The above recognition rule will not generally apply if other property of a like-kind to the contributed property is distributed to the contributing partner no later than the earlier of” (a) the 180th day after the date on which the originally contributed property was distributed to another partner, or (b) the due date (without extension) for the contributing partner’s return for the tax year in which the original distribution of property occurred.
Changes In Ownership of Partnership Interest
If there was any change in the ownership of partnership interests during the year, distributive shares of partnership interest, taxes, and payments for services or for the use of property must be allocated among partners by assigning an appropriate share of each item to each day of the partnership’s taxable year.
Example: Putra becomes a 40% partner in calendar-year ‘Partnership Lie&Dharma’ on December 1. Previously, Lie and Dharma each had a 50% interest. ‘Partnership Lie&Dharma’ uses the cash method of accounting and on December 31 pays $10,000 of interest expense that relates to its entire calendar year. Putra’s distributive share of the interest expense will be ($10,000 / 365 days) x 31 days x 40% = $340.
Distributable Shares of Income and Guaranteed Payment
Distributable shares of income and guaranteed payments are reported by partners for their taxable year during which the end of the partnership fiscal year occurs. All items, including guaranteed payments, are deemed to pass through on the last day of the partnership’s tax year.
Guaranteed payments are payments to a partner determined without regard to income of the partnership. Guaranteed payments are deductible by the partnership and reported as income by the partners.
Example: Putra (on a calendar-year) has a 20% interest in a partnership that has a fiscal year ending May 31. Putra received a guaranteed payment for services rendered of $1,000 a month from 6/1 to 12/31/2011 and $1,500 a month from 1/1/2012 to 5/31/2012. After deducting the guaranteed payment, the partnership had ordinary income of $50,000 for its fiscal year ended 5/31/2012. Putra must include $24,500 in income on Putra’s calendar-year 2012 return ($50,000 x 20%) + ($1,000 x 7) + ($1,500 x 5).

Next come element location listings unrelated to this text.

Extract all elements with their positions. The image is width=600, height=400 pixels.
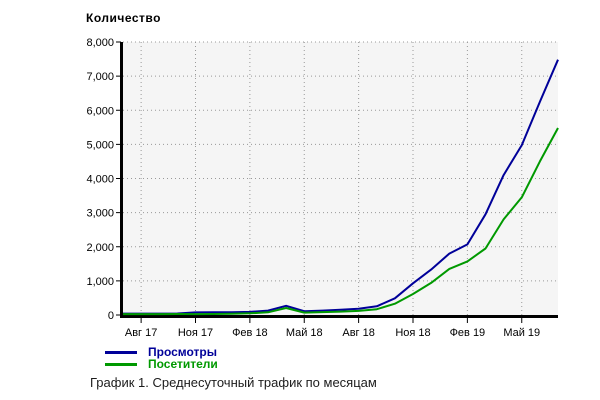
x-tick-label: Май 19 [503,327,540,339]
x-tick-label: Авг 17 [125,327,157,339]
y-axis [120,42,123,318]
chart-caption: График 1. Среднесуточный трафик по месяц… [90,375,377,390]
legend-label-views: Просмотры [148,345,218,359]
plot-background [123,42,558,315]
x-tick-label: Фев 19 [450,327,486,339]
legend-item-views: Просмотры [105,345,218,359]
x-tick-label: Ноя 18 [395,327,430,339]
x-tick-label: Май 18 [286,327,323,339]
visitors-line-swatch-icon [105,362,137,366]
y-tick-label: 6,000 [86,105,114,117]
views-line-swatch-icon [105,350,137,354]
x-tick-label: Фев 18 [232,327,268,339]
legend-label-visitors: Посетители [148,357,218,371]
chart-title: Количество [86,11,161,25]
y-tick-label: 1,000 [86,276,114,288]
x-tick-label: Ноя 17 [178,327,213,339]
y-tick-label: 7,000 [86,71,114,83]
y-tick-label: 2,000 [86,242,114,254]
views-line [123,59,559,315]
y-tick-label: 5,000 [86,139,114,151]
y-tick-label: 4,000 [86,174,114,186]
x-tick-label: Авг 18 [342,327,374,339]
y-tick-label: 3,000 [86,208,114,220]
x-axis [120,315,558,318]
y-tick-label: 0 [108,310,114,322]
visitors-line [123,127,559,316]
chart-legend: Просмотры Посетители [105,345,218,371]
legend-item-visitors: Посетители [105,357,218,371]
chart-plot-area: 0 1,000 2,000 3,000 4,000 5,000 6,000 7,000 8,00… [86,37,559,339]
y-tick-label: 8,000 [86,37,114,49]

Are Partners Considered To be Employees?
Partners are generally not considered to be employees for purposes of employee fringe benefits (e.g., cost of $50,000 of group-term life insurance, exclusion of premiums or benefits under an employer accident or health plan, etc.).
A partner’s fringe benefits are deductible by the partnership as guaranteed payments and must be included in a partner’s gross income.
Family partnerships are subject to special rules because of their potential use for tax avoidance. If the business is primarily service oriented (capital is not a material income-producing factor), a family member will be considered a partner only if the family member shares in the management or performs needed services.
Capital is not a material income-producing factor if substantially all of the gross income of the business consists of fees, commissions, or other compensation for personal services (e.g., accountants, architects, lawyers).
A family member is generally considered a partner if the family member actually owns a capital interest in a business in which capital is a material income-producing factor.
Where a capital interest in a partnership in which capital is a material income-producing factor is treated as created by gift, the distributive shares of partnership income of the donor and donee are determined by first making a reasonable allowance for services rendered to the partnership, and then allocating the remainder according to the relative capital interests of the donor and donee.